A Embrapa e parceiros, por meio da Unidade Mista de Pesquisa e Inovação (UMIPI) Oeste Paranaense, estão utilizando nova metodologia para mapear automaticamente viveiros escavados, sistema de produção que prevalece no Brasil. A técnica foi aplicada no Paraná, principal estado produtor e exportador de peixes do País. A solução concilia o uso de imagens de satélite de alta resolução, índices espectrais, classificação orientada a pixels com Random Forest (um algoritmo classificador de aprendizado de máquina) e filtros de atributos geométricos. Assim, foi possível obter dados inéditos em larga escala sobre a aquicultura brasileira. Os detalhes do estudo foram recentemente publicados na revista internacional Aplicações de Sensoriamento Remoto: Sociedade e Meio Ambiente e podem ser acessados aqui.
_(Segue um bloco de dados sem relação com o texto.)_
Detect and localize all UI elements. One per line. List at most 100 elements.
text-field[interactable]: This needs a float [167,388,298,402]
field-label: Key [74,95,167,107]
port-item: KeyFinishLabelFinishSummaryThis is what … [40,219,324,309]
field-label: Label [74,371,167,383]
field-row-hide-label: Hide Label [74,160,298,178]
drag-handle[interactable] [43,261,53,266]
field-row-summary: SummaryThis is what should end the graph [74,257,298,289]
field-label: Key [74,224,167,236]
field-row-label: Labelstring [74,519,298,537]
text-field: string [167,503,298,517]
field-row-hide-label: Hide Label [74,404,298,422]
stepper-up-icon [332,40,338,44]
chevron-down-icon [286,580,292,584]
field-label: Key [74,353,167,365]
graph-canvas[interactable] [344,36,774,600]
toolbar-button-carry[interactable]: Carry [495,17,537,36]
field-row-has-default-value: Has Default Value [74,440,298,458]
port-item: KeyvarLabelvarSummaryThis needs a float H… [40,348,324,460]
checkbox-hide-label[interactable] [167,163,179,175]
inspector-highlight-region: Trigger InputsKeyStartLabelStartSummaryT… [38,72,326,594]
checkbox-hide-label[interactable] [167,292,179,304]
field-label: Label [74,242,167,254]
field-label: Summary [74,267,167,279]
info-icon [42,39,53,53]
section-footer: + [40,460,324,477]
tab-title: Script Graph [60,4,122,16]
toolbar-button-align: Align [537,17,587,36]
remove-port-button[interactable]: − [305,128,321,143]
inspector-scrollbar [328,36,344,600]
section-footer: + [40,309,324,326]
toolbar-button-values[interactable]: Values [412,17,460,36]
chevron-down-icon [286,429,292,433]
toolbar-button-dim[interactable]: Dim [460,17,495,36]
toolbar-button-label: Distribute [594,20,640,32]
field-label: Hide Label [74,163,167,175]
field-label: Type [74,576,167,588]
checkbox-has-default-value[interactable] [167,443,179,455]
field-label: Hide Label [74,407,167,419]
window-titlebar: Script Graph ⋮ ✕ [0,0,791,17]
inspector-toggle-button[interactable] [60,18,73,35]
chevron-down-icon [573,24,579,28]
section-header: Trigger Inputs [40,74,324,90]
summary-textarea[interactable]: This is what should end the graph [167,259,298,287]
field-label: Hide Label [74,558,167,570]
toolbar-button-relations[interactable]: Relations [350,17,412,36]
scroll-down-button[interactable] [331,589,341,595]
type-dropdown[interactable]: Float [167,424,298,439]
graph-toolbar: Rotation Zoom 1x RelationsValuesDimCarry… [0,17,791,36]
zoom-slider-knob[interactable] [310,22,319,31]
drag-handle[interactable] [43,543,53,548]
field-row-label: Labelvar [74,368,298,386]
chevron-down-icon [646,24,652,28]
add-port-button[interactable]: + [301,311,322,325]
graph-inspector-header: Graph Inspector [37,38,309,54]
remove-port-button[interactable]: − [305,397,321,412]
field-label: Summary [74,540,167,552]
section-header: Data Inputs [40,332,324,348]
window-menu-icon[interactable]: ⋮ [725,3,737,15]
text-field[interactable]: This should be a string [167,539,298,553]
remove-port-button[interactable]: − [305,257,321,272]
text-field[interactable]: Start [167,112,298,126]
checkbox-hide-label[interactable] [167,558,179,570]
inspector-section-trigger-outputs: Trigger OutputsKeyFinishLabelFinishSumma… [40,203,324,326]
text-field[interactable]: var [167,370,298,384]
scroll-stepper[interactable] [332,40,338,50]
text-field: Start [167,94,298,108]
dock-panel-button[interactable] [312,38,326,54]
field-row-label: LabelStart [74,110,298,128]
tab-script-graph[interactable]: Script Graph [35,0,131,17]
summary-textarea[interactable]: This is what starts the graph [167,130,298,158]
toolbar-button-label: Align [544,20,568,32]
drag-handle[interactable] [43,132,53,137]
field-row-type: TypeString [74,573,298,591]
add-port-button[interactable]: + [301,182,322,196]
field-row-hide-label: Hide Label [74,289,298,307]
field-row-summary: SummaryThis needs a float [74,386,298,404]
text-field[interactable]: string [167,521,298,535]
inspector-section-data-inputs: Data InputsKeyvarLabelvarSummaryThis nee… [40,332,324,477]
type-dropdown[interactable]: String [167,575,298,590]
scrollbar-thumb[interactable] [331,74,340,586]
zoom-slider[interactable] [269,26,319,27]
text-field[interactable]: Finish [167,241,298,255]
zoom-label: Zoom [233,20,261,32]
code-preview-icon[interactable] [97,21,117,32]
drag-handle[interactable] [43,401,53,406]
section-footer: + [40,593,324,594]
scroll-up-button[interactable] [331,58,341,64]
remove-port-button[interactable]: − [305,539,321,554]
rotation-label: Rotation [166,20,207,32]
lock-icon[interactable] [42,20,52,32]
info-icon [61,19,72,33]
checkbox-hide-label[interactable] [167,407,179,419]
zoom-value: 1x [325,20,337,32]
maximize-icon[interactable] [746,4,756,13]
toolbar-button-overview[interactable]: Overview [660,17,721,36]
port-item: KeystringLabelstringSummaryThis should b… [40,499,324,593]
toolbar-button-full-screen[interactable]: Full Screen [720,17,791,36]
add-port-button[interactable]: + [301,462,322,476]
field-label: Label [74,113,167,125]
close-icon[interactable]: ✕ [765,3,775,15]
“No estudo realizado, conseguimos automatizar o processo de mapeamento com um índice de 90% de acerto,” conta a geógrafa Marta Ummus, da Embrapa Pesca e Aquicultura (TO), que participou da pesquisa. “Isso não significa dizer que não é necessária uma validação humana (a máquina não vai substituir as pessoas), mas que reduzimos 90% de nossos esforços para o mapeamento. Trata-se de um trabalho pioneiro no Brasil”, completa. Segundo ela, até agora as metodologias usadas baseiam-se em interpretação visual de imagens de satélite ou em métodos semiautomáticos, que geram grandes massas de dados para validação dos algoritmos, mas costumam ser mais trabalhosos e demandar mais especialistas nesse processo.

O artigo relata que a metodologia foi implementada na plataforma Google Earth Engine (GEE) e utilizou imagens de satélite do programa Iniciativa Internacional da Noruega para o Clima e Florestas (NICFI). O processo envolveu classificação orientada a pixels de imagens de satélite e a utilização do algoritmo Random Forest (RF) para classificação, com base em 1,2 mil amostras de treinamento. “Propusemos uma metodologia inédita no País para mapear, de forma automática, áreas de piscicultura em viveiros escavados. Diferentemente de outros países, principalmente asiáticos, o Brasil não contava com uma metodologia que extraísse os viveiros escavados para áreas continentais interiores”, acrescenta Bruno Silva, pesquisador do Biopark Educação na Unidade Mista de Pesquisa e Inovação (Umipi) do Oeste do Paranaense.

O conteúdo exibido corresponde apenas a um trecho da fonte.